NumPy array append slow

For a university project I need to implement an inverted index in python. This consists of a dictionary containing NumPy arrays, to which I append new values as I process more text. We've been told to use NumPy instead of regular Python lists, to decrease memory usage as it is possible to use smaller defined datatypes. However using list append and then swapping the value in the dictionary proves to be terribly slow. Is there a better way to implement this?

Comments

this problem arises frequently for people who have no experience with C or C++ programming languages. As most of NumPy is written in C, it has some drawbacks that arose from that. But it is good that you are spreading this knowledge, as not everyone knows this.
Ondrej Brichta - Mon, 12/20/2021 - 10:53 :::
Had the Same issue while working with Python, i switched to Pandas instead of numpy.
Moritz Ruoff Holzer - Wed, 12/22/2021 - 06:27 :::
1 answer

The problem you're experiencing comes from the fact that array.append, as implemented in NumPy, actually creates a new copy of the array every time called, which must allocated in the memory completely new, especially if called often and on large arrays this should definitely be avoided. There are two solutions to solve this issue:

1. If you don't know how big the arrays are going to be, you can use python lists during the processing and then convert them to NumPy arrays afterwards. Python lists alter in memory and are therefore much more performant for using append. The downside of this is that you have larger memory usage, as you can't use NumPys more efficient data types.

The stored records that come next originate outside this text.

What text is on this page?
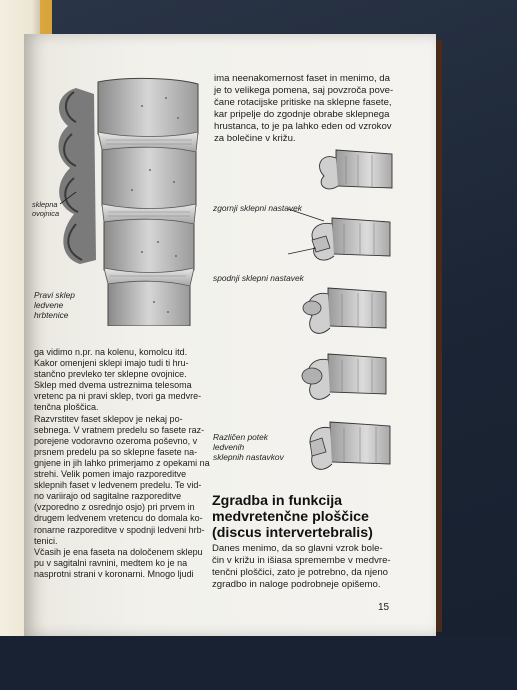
sklepna
ovojnica
Pravi sklep
ledvene
hrbtenice

ima neenakomernost faset in menimo, da

je to velikega pomena, saj povzroča pove-

čane rotacijske pritiske na sklepne fasete,

kar pripelje do zgodnje obrabe sklepnega

hrustanca, to je pa lahko eden od vzrokov

za bolečine v križu.

zgornji sklepni nastavek
spodnji sklepni nastavek
Različen potek
ledvenih
sklepnih nastavkov

ga vidimo n.pr. na kolenu, komolcu itd.

Kakor omenjeni sklepi imajo tudi ti hru-

stančno prevleko ter sklepne ovojnice.

Sklep med dvema ustreznima telesoma

vretenc pa ni pravi sklep, tvori ga medvre-

tenčna ploščica.

Razvrstitev faset sklepov je nekaj po-

sebnega. V vratnem predelu so fasete raz-

porejene vodoravno ozeroma poševno, v

prsnem predelu pa so sklepne fasete na-

gnjene in jih lahko primerjamo z opekami na

strehi. Velik pomen imajo razporeditve

sklepnih faset v ledvenem predelu. Te vid-

no variirajo od sagitalne razporeditve

(vzporedno z osrednjo osjo) pri prvem in

drugem ledvenem vretencu do domala ko-

ronarne razporeditve v spodnji ledveni hrb-

tenici.

Včasih je ena faseta na določenem sklepu

pu v sagitalni ravnini, medtem ko je na

nasprotni strani v koronarni. Mnogo ljudi

Zgradba in funkcija
medvretenčne ploščice
(discus intervertebralis)

Danes menimo, da so glavni vzrok bole-

čin v križu in išiasa spremembe v medvre-

tenčni ploščici, zato je potrebno, da njeno

zgradbo in naloge podrobneje opišemo.

15
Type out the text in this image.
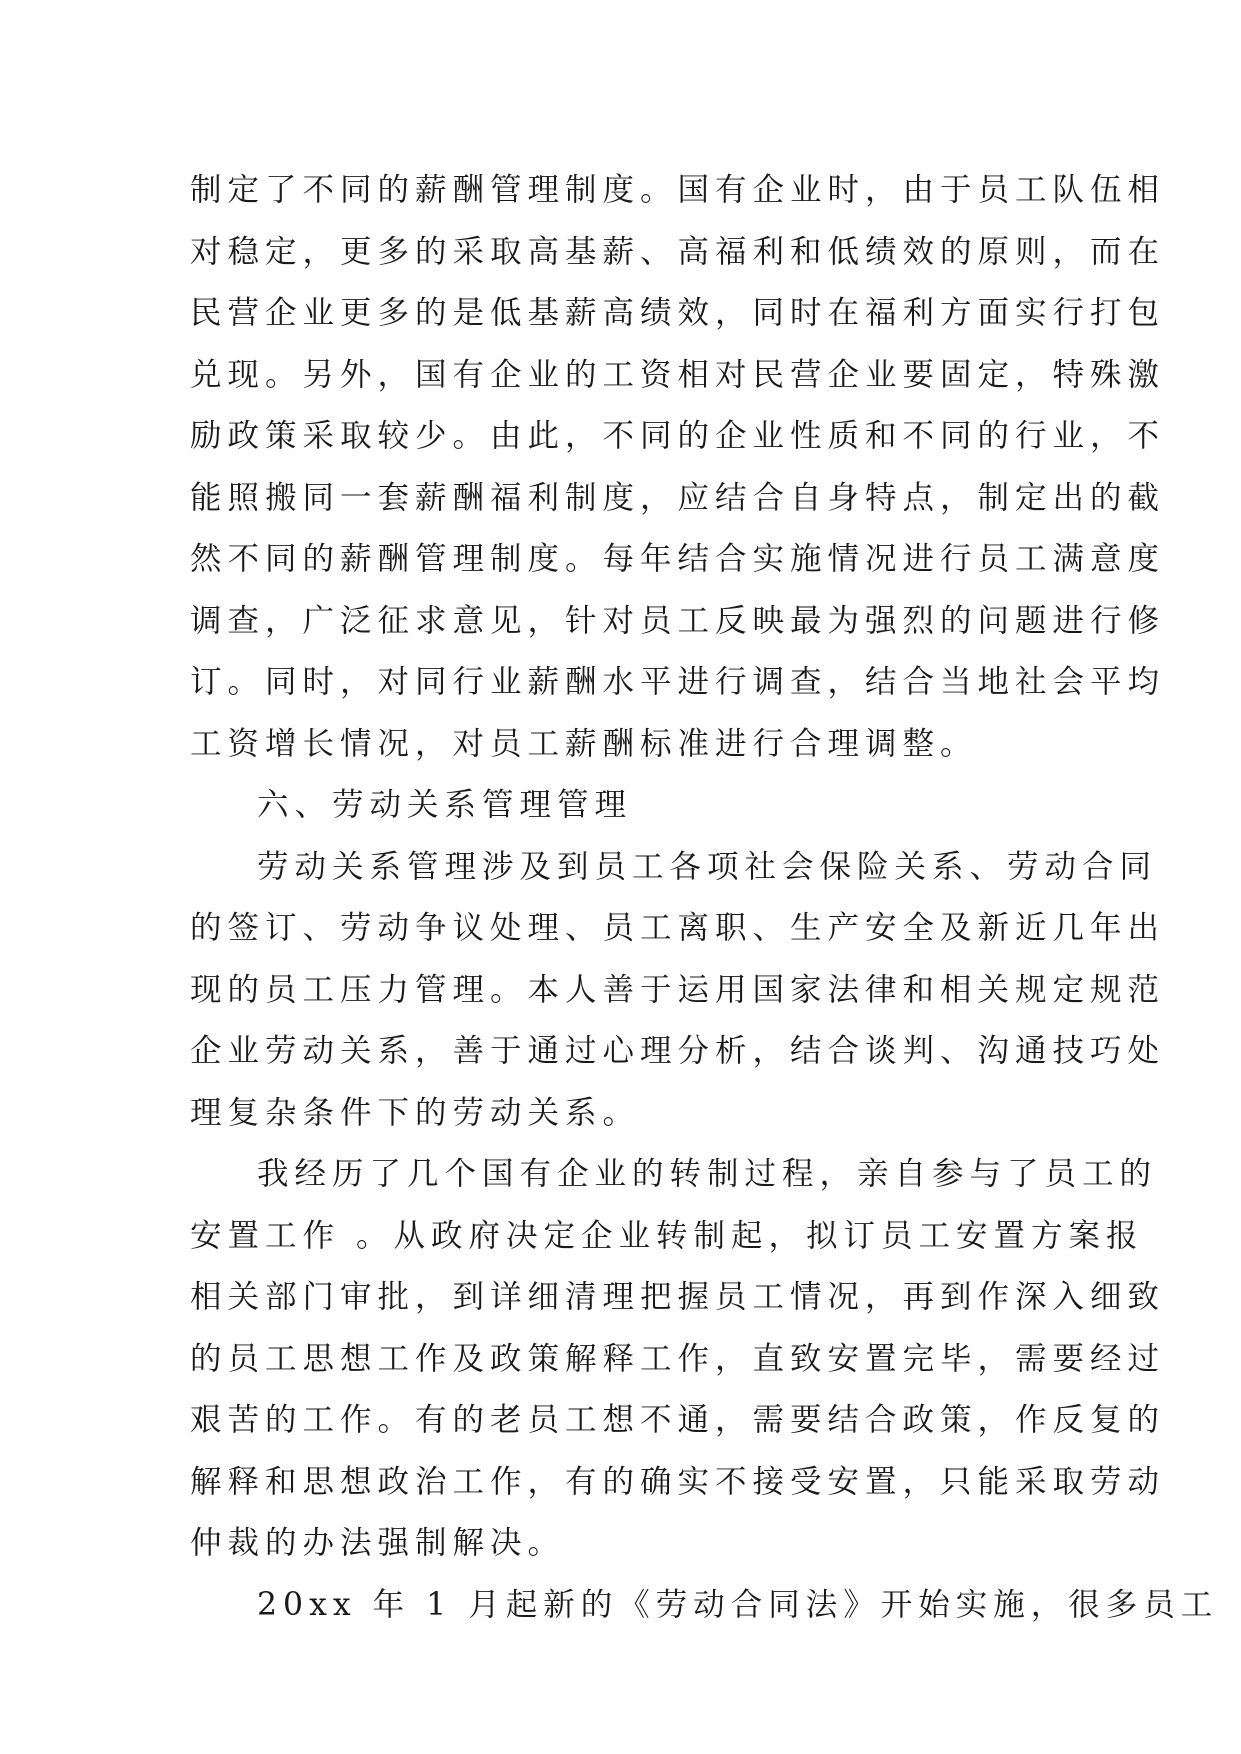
制定了不同的薪酬管理制度。国有企业时，由于员工队伍相
对稳定，更多的采取高基薪、高福利和低绩效的原则，而在
民营企业更多的是低基薪高绩效，同时在福利方面实行打包
兑现。另外，国有企业的工资相对民营企业要固定，特殊激
励政策采取较少。由此，不同的企业性质和不同的行业，不
能照搬同一套薪酬福利制度，应结合自身特点，制定出的截
然不同的薪酬管理制度。每年结合实施情况进行员工满意度
调查，广泛征求意见，针对员工反映最为强烈的问题进行修
订。同时，对同行业薪酬水平进行调查，结合当地社会平均
工资增长情况，对员工薪酬标准进行合理调整。
六、劳动关系管理管理
劳动关系管理涉及到员工各项社会保险关系、劳动合同
的签订、劳动争议处理、员工离职、生产安全及新近几年出
现的员工压力管理。本人善于运用国家法律和相关规定规范
企业劳动关系，善于通过心理分析，结合谈判、沟通技巧处
理复杂条件下的劳动关系。
我经历了几个国有企业的转制过程，亲自参与了员工的
安置工作 。从政府决定企业转制起，拟订员工安置方案报
相关部门审批，到详细清理把握员工情况，再到作深入细致
的员工思想工作及政策解释工作，直致安置完毕，需要经过
艰苦的工作。有的老员工想不通，需要结合政策，作反复的
解释和思想政治工作，有的确实不接受安置，只能采取劳动
仲裁的办法强制解决。
20xx 年 1 月起新的《劳动合同法》开始实施，很多员工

2. If you know how big the arrays are going to be you can preallocate the whole array, by using the zeros method of NumPy and create sort of an empty array which you then add the values to as you progress. This may requires changing of your processing algorithm and therefore could be slower, but it can be way more memory efficient.

Comments

Thank you for this explanation! I had the same problem in a course this autumn & your explanation help alot

Mathilda Moström - Thu, 12/16/2021 - 10:22 :::

Thanks for bringing this up, as you explained the list filling process stays within the list itself, and no new lists are generated, that is why lists can be faster. However, as you said depending on the data size sometimes NumPy arrays can act faster too.

Parinaz Momeni ... - Wed, 12/22/2021 - 00:04 :::